As lead single for the Thomas-led Jefferson Starship’s first album, Freedom At Point Zero, bassist David Freiberg had worked up a song called “Jane” with co-lyricist Jim McPherson. Freiberg originally envisioned it as a kind of baroque pop song, a la what was popular in the late 60s.
However, when Freiberg took it to the band, lead guitarist Craig Chaquico turbo-charged it with a hard-rock arrangement. Chaquico’s screaming guitar and Pete Sears’ funky piano dominated the sound. Not only did “Jane” provide the revamped Jefferson Starship with an immediate hit (no. 14 in 1979), but it also pointed the way to the sound the band would cultivate over their next several releases.
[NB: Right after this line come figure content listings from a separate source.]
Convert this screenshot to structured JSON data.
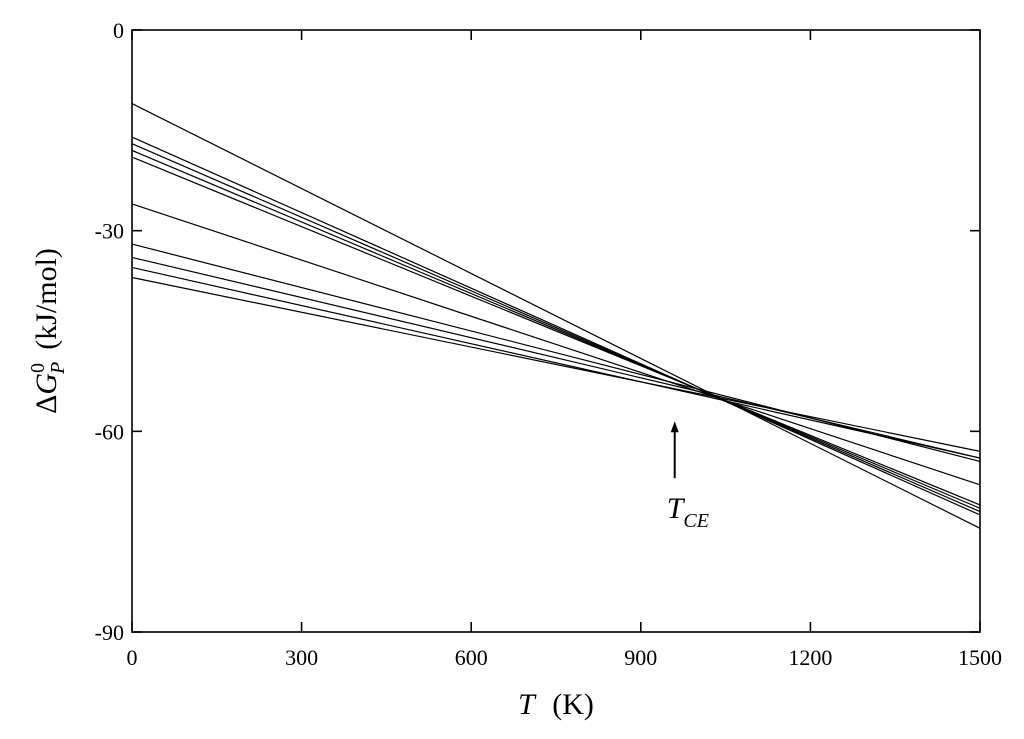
{
  "chart_data": {
    "type": "line",
    "title": "",
    "xlabel": {
      "symbol": "T",
      "unit": "(K)"
    },
    "ylabel": {
      "prefix": "Δ",
      "symbol": "G",
      "superscript": "0",
      "subscript": "P",
      "unit": "(kJ/mol)"
    },
    "xlim": [
      0,
      1500
    ],
    "ylim": [
      -90,
      0
    ],
    "xticks": [
      0,
      300,
      600,
      900,
      1200,
      1500
    ],
    "yticks": [
      0,
      -30,
      -60,
      -90
    ],
    "xtick_labels": [
      "0",
      "300",
      "600",
      "900",
      "1200",
      "1500"
    ],
    "ytick_labels": [
      "0",
      "-30",
      "-60",
      "-90"
    ],
    "grid": false,
    "legend": "none",
    "line_color": "#000000",
    "series": [
      {
        "x": [
          0,
          1500
        ],
        "y": [
          -11,
          -74.5
        ]
      },
      {
        "x": [
          0,
          1500
        ],
        "y": [
          -16,
          -72.5
        ]
      },
      {
        "x": [
          0,
          1500
        ],
        "y": [
          -17,
          -72
        ]
      },
      {
        "x": [
          0,
          1500
        ],
        "y": [
          -18,
          -71.5
        ]
      },
      {
        "x": [
          0,
          1500
        ],
        "y": [
          -19,
          -71
        ]
      },
      {
        "x": [
          0,
          1500
        ],
        "y": [
          -26,
          -68
        ]
      },
      {
        "x": [
          0,
          1500
        ],
        "y": [
          -32,
          -64.5
        ]
      },
      {
        "x": [
          0,
          1500
        ],
        "y": [
          -34,
          -64
        ]
      },
      {
        "x": [
          0,
          1500
        ],
        "y": [
          -35.5,
          -64
        ]
      },
      {
        "x": [
          0,
          1500
        ],
        "y": [
          -37,
          -63
        ]
      }
    ],
    "annotations": [
      {
        "text_main": "T",
        "text_sub": "CE",
        "arrow_x": 960,
        "arrow_from_y": -67,
        "arrow_to_y": -58.5
      }
    ]
  }
}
Behind the Lyrics of “Jane”
“Jane” finds a narrator expressing his frustration at the titular character. He wants to continue the relationship they’ve begun, but she’s reluctant. “There’s a time for love / And a time for letting it be, baby,” she tells him.
He thinks she’s making a mistake: “Jane, you’re playin’ a game / You never can win, girl.”
He presents evidence of their connection. “Were all those nights we spent together / Only because you didn’t know better.”
There’s a contrast between their intentions, as he makes clear. “Jane, you’re playin’ a game of hide and go seek / Jane, you’re playin’ for fun/But I play for keeps.”
It wouldn’t be too long before Jefferson Starship changed again, becoming Starship in the mid-80s. Another change in sound accompanied that move. In the entire tortured history of the different iterations of this loose collection of musicians, “Jane” represents the hardest-rocking hit.